Requirement for the SAM file format:
The pipeline requires the input SAM alignment files:
a. The SAM files MUST have headers. This is a example header:
@HD VN:1.0 SO:unsorted
@SQ SN:Chr1 LN:30427671
@SQ SN:Chr2 LN:19698289
@SQ SN:Chr3 LN:23459830
@SQ SN:Chr4 LN:18585056
@SQ SN:Chr5 LN:26975502
@PG ID:Bowtie VN:0.12.8 CL:"bowtie -a -v 1 -p 10 -S bowtie-index/TAIR10 -f ../SAMPLE1.fasta.processed"
You can use "samtools view -H yoursamfile
" to check whether your SAM file has the header section. Bowtie produces headers for SAM format alignment files by default.
b. The flag column (the second column of the alignment section) of the SAM file MUST be in a integer.. The flag generated by Bowtie/or generated by using "samtools view
" command, by default, is an integer. Samtools provides options to output SAMfiles with Hex (-x option) or string (-X option) format flags. If your SAM file uses these two types of flags, you either need to generate your SAM file again, or convert it to the required format.
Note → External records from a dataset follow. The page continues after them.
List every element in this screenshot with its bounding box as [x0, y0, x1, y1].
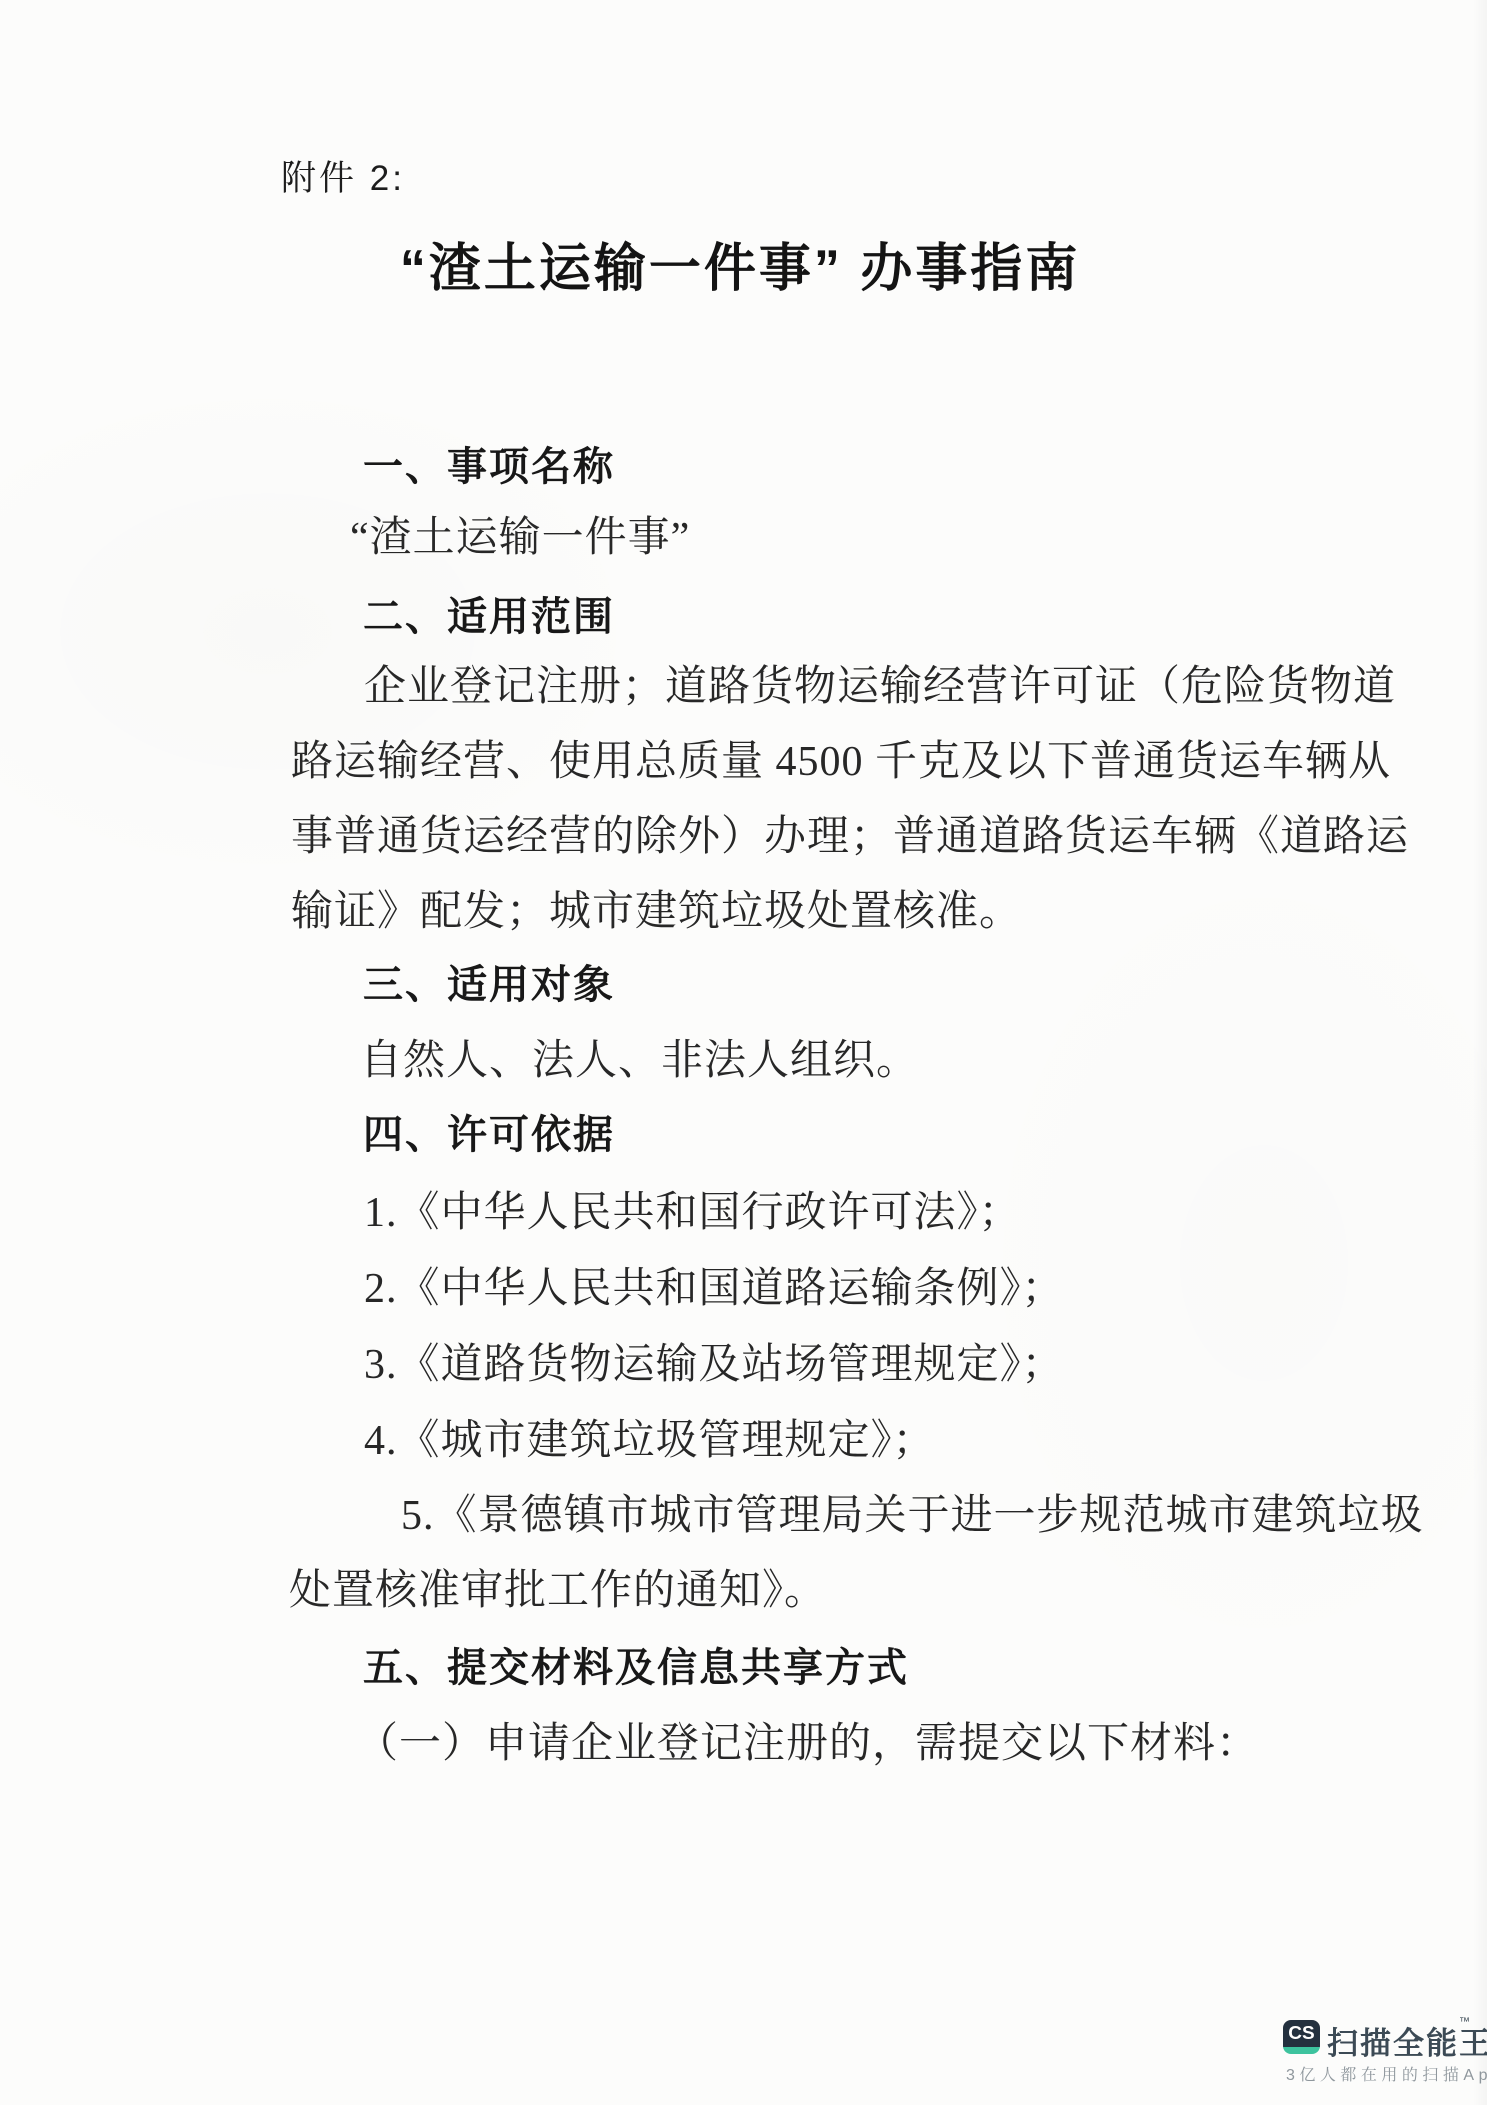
section-2-line-1: 企业登记注册；道路货物运输经营许可证（危险货物道	[364, 666, 1396, 708]
section-1-heading: 一、事项名称	[363, 447, 615, 487]
section-3-body: 自然人、法人、非法人组织。	[360, 1040, 919, 1082]
camscanner-logo-accent-bar	[1283, 2047, 1320, 2054]
camscanner-logo-cs-badge: CS	[1283, 2020, 1320, 2047]
legal-basis-item-2: 2.《中华人民共和国道路运输条例》；	[364, 1268, 1065, 1310]
section-2-line-3: 事普通货运经营的除外）办理；普通道路货运车辆《道路运	[291, 816, 1409, 858]
scan-edge-shadow	[1473, 0, 1487, 2105]
document-title: “渣土运输一件事” 办事指南	[400, 243, 1080, 295]
legal-basis-item-4: 4.《城市建筑垃圾管理规定》；	[364, 1420, 936, 1462]
section-5-heading: 五、提交材料及信息共享方式	[363, 1648, 909, 1688]
camscanner-logo-icon: CS	[1283, 2020, 1320, 2054]
scanned-document-page: { "document": { "attachment_label": "附件 …	[0, 0, 1487, 2105]
trademark-symbol: ™	[1459, 2016, 1470, 2028]
legal-basis-item-1: 1.《中华人民共和国行政许可法》；	[364, 1192, 1022, 1234]
camscanner-logo-text: CS	[1288, 2023, 1314, 2044]
camscanner-tagline: 3亿人都在用的扫描App	[1286, 2062, 1487, 2085]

c. The read identifier (the first column of the alignment section) must be in the required format as described in the fasta file preparation section. The process-reads-fasta.py
and convert-mirdeep2-fasta.py
scripts can help you generate fasta files of the right format.
The miR-PREFeR pipeline checks the SAM format and if the format is not correct, it prints messages about which format problems it encountered and stops analysis.